Wednesday, 8 January 2014

Burger King / Waitrose

Prior to it becoming Waitrose, the old Burger King building stood abandoned at the top of Pride Hill for quite a few years. It was here that my addiction to exploration began. Around 2010, I wandered blissfully around the town of Shrewsbury, probably on my way to the Quarry, or KFC, or maybe Monty's, or whatever a man happens to come across when he walks down Claremont Street. One often forgets the initial planned destination, when life becomes a whole less mundane and the outcome of the evening is infinitely better than whatever the original plan was.

I overheard a conversation, between two teenagers, regarding exploring the old Burger King building and playing Hide & Seek in its pitch black coridors. This intrigued me and I was quite content to drop whatever I was doing in favour of checking this place out.
Sure enough, around the back were two barriers- one with a gap easily crawled under and the other a climbable fence, and beyond the gateway, a spiral staircase to the top. Once on the roof, a trap door led into the building itself and once there, all its floors were explorable. Fascinated, I told any friends who would be interested that this wonderful place existed, and it started a little addiction with finding similar places. An addiction that still nags at me to get out and do more, because these things are everywhere.
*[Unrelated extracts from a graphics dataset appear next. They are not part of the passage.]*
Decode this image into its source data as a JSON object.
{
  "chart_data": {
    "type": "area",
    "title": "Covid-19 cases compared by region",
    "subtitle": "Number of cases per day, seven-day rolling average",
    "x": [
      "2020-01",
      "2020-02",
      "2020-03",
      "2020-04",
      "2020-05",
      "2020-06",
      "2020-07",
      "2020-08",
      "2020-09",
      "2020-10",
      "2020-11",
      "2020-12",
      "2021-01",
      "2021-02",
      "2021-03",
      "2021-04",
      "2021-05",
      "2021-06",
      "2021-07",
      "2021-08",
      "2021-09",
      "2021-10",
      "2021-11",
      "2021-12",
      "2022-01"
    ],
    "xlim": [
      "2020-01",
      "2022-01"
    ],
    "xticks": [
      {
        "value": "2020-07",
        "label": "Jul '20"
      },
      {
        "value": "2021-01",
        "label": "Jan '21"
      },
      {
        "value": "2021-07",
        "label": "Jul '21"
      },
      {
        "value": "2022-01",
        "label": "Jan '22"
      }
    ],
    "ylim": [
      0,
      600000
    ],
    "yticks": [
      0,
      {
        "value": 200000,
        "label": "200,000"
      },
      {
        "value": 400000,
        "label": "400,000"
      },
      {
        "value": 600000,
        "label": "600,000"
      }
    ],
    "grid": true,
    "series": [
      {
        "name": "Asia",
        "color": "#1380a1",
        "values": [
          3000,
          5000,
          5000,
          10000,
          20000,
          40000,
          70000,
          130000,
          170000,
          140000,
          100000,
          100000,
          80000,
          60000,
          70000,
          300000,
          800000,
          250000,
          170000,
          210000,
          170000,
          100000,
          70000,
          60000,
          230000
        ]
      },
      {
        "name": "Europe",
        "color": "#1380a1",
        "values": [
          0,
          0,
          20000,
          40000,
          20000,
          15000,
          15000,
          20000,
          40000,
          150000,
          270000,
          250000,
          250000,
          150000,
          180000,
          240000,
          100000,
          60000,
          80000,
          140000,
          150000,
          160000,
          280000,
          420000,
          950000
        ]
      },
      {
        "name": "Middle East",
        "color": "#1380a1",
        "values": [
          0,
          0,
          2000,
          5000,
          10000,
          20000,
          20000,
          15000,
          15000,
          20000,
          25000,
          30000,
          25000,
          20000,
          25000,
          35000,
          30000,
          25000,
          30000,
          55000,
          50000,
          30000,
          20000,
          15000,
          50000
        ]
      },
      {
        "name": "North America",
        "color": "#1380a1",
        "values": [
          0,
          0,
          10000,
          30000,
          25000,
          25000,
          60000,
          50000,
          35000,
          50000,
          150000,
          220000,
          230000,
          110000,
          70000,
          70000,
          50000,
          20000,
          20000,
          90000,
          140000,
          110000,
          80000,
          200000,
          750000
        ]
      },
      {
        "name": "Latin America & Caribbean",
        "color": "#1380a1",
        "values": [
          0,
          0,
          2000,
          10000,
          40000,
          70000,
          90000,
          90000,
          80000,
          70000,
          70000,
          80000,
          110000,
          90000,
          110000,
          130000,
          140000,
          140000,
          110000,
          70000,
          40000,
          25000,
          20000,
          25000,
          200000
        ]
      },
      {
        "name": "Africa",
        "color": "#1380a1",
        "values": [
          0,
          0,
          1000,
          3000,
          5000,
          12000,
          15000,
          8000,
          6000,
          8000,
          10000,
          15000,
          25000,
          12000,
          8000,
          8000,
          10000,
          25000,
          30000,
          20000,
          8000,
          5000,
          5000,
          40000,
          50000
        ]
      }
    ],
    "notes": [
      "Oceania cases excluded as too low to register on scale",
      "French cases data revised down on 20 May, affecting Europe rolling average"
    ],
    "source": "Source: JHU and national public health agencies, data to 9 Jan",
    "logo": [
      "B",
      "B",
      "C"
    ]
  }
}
Note- The group I explore with have a strict policy of leaving everything as it was, not vandalizing or stealing, and not exploring or violating any residential properties, nor do we force entry, merely utilize existing openings. Any entry on the blog that does detail a means of access does so under the assumption that the means of access can no longer be reached. Never would we reveal an existing opening over the internet, for fear of negative consequences against the property or the person entering.
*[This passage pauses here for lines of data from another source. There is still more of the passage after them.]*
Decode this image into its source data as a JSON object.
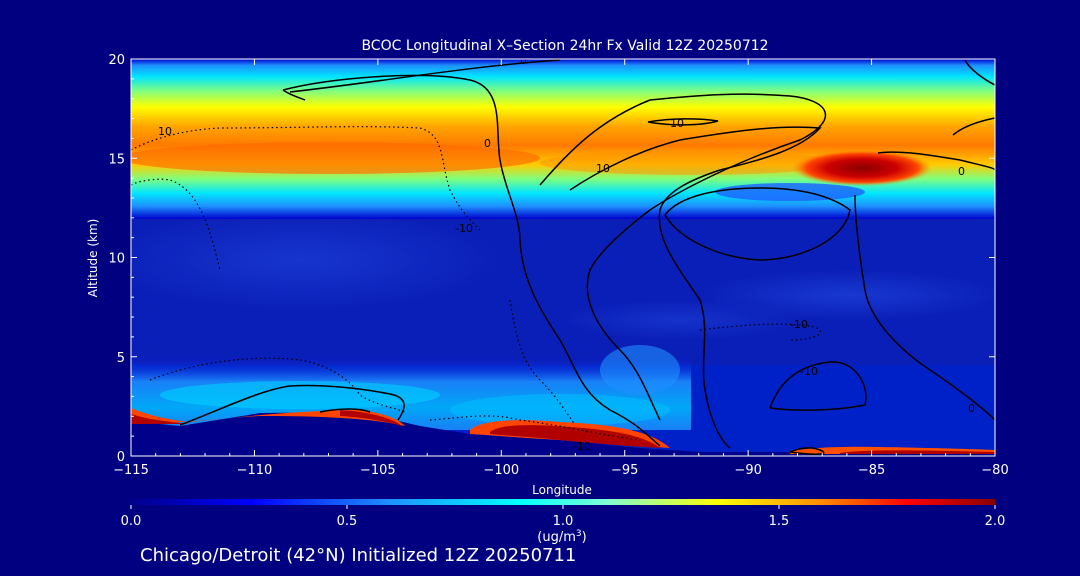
{
  "chart_data": {
    "type": "heatmap",
    "title": "BCOC Longitudinal X–Section 24hr  Fx Valid 12Z 20250712",
    "xlabel": "Longitude",
    "ylabel": "Altitude (km)",
    "xlim": [
      -115,
      -80
    ],
    "ylim": [
      0,
      20
    ],
    "x_ticks": [
      -115,
      -110,
      -105,
      -100,
      -95,
      -90,
      -85,
      -80
    ],
    "x_tick_labels": [
      "−115",
      "−110",
      "−105",
      "−100",
      "−95",
      "−90",
      "−85",
      "−80"
    ],
    "y_ticks": [
      0,
      5,
      10,
      15,
      20
    ],
    "y_tick_labels": [
      "0",
      "5",
      "10",
      "15",
      "20"
    ],
    "colorbar": {
      "min": 0.0,
      "max": 2.0,
      "ticks": [
        0.0,
        0.5,
        1.0,
        1.5,
        2.0
      ],
      "tick_labels": [
        "0.0",
        "0.5",
        "1.0",
        "1.5",
        "2.0"
      ],
      "units_line1": "(ug/m",
      "units_sup": "3",
      "units_line2": ")",
      "colormap": [
        "#00008b",
        "#0000ff",
        "#1e90ff",
        "#00ffff",
        "#ffff00",
        "#ff8c00",
        "#ff0000",
        "#8b0000"
      ]
    },
    "features": [
      {
        "name": "upper layer",
        "lon_range": [
          -115,
          -80
        ],
        "alt_range": [
          12.5,
          16.5
        ],
        "peak_value": 1.4
      },
      {
        "name": "upper maximum",
        "lon_center": -85,
        "alt_center": 14.5,
        "peak_value": 2.0
      },
      {
        "name": "boundary layer west",
        "lon_range": [
          -115,
          -104
        ],
        "alt_range": [
          1.0,
          2.5
        ],
        "peak_value": 1.9
      },
      {
        "name": "boundary layer central",
        "lon_range": [
          -101,
          -94
        ],
        "alt_range": [
          0.5,
          1.5
        ],
        "peak_value": 2.0
      },
      {
        "name": "surface band east",
        "lon_range": [
          -88,
          -80
        ],
        "alt_range": [
          0,
          0.5
        ],
        "peak_value": 1.7
      }
    ],
    "contour_labels": [
      "0",
      "10",
      "10",
      "0",
      "-10",
      "10",
      "-10",
      "0",
      "-10",
      "-10",
      "0"
    ],
    "grid": false,
    "legend": "colorbar-bottom"
  },
  "footer": {
    "caption": "Chicago/Detroit (42°N) Initialized 12Z 20250711"
  }
}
 (Click on a picture to see it big)


Most of the offices we didn't dare enter, due to widespread mold or decay of the floor. Also, for reasons such as being seen through the windows that take up a large portion of the walls, meaning it would be difficult to hide our presence. In hindsight I find this quite entertaining, and also rather annoying, as I've become a much more confident explorer, and certainly more daring, meaning that if this building was still big, empty and accessible, I'd probably take more photos and explore it in much better detail.
But we learn from our mistakes.


Allegedly in the past, a World War 1 vet committed suicide in the basement, but this was something we learned later. At the time we were thrilled that it still smelled of burgers from when it had been the kids area at Burger King.

My favourite part was definitely this awesome stairway to nowhere.

But beyond that there was a corridor leading away from the building itself, although it was flooded with rain water, and so we never got to explore where it went- as mentioned, the Burger King buildings explorability was known to the teenagers of Shrewsbury, and so it didn't take long before it was well known to the police too, and the entire thing was locked up and alarmed. The fact that I never got to follow this flooded tunnel still irritates me, and certainly sparked in me the fascination with the underground passages of Shrewsbury myth.


However, when Waitrose began working on the place, the building was wrapped up in scaffolding and we were able to once again access the buildings rooftop, and in addition, we were able to expand part of the way down Pride Hill, as far as the roof of Super Drug. This wasn't easy as we had to straddle the triangular rooftop and shuffle along with the fear of a drop on either side. The challenge, however, proved to be in our minds rather than in our physical capabilities. Anyone can do it, but the trick is teaching your mind to accept that doing something so absurd is possible. It was the first time such a ridiculous thing had been done by us but it was good fun, with a better view of the Darwin Shopping Center.

Shrewsbury would prove to be good for rooftop exploration, but naturally I would continue to look deeper...


  1. This is the first time I've read your blog, and I must say it is enchanting and your descriptions wonderful. I know it must take you ages to go through your photos and write all this down. I've spent nearly 4 hours just reading your blog and going to all the links and have thoroughly enjoyed your tour of Shrewsbury even if I am some 6,000 kilometers as the crow flies. Seeing the town from the heights gives a more complete perspective on the actual architecture and layout of Shrewsbury. And I thoroughly enjoyed your forays into the basements and tunnels. Thank you.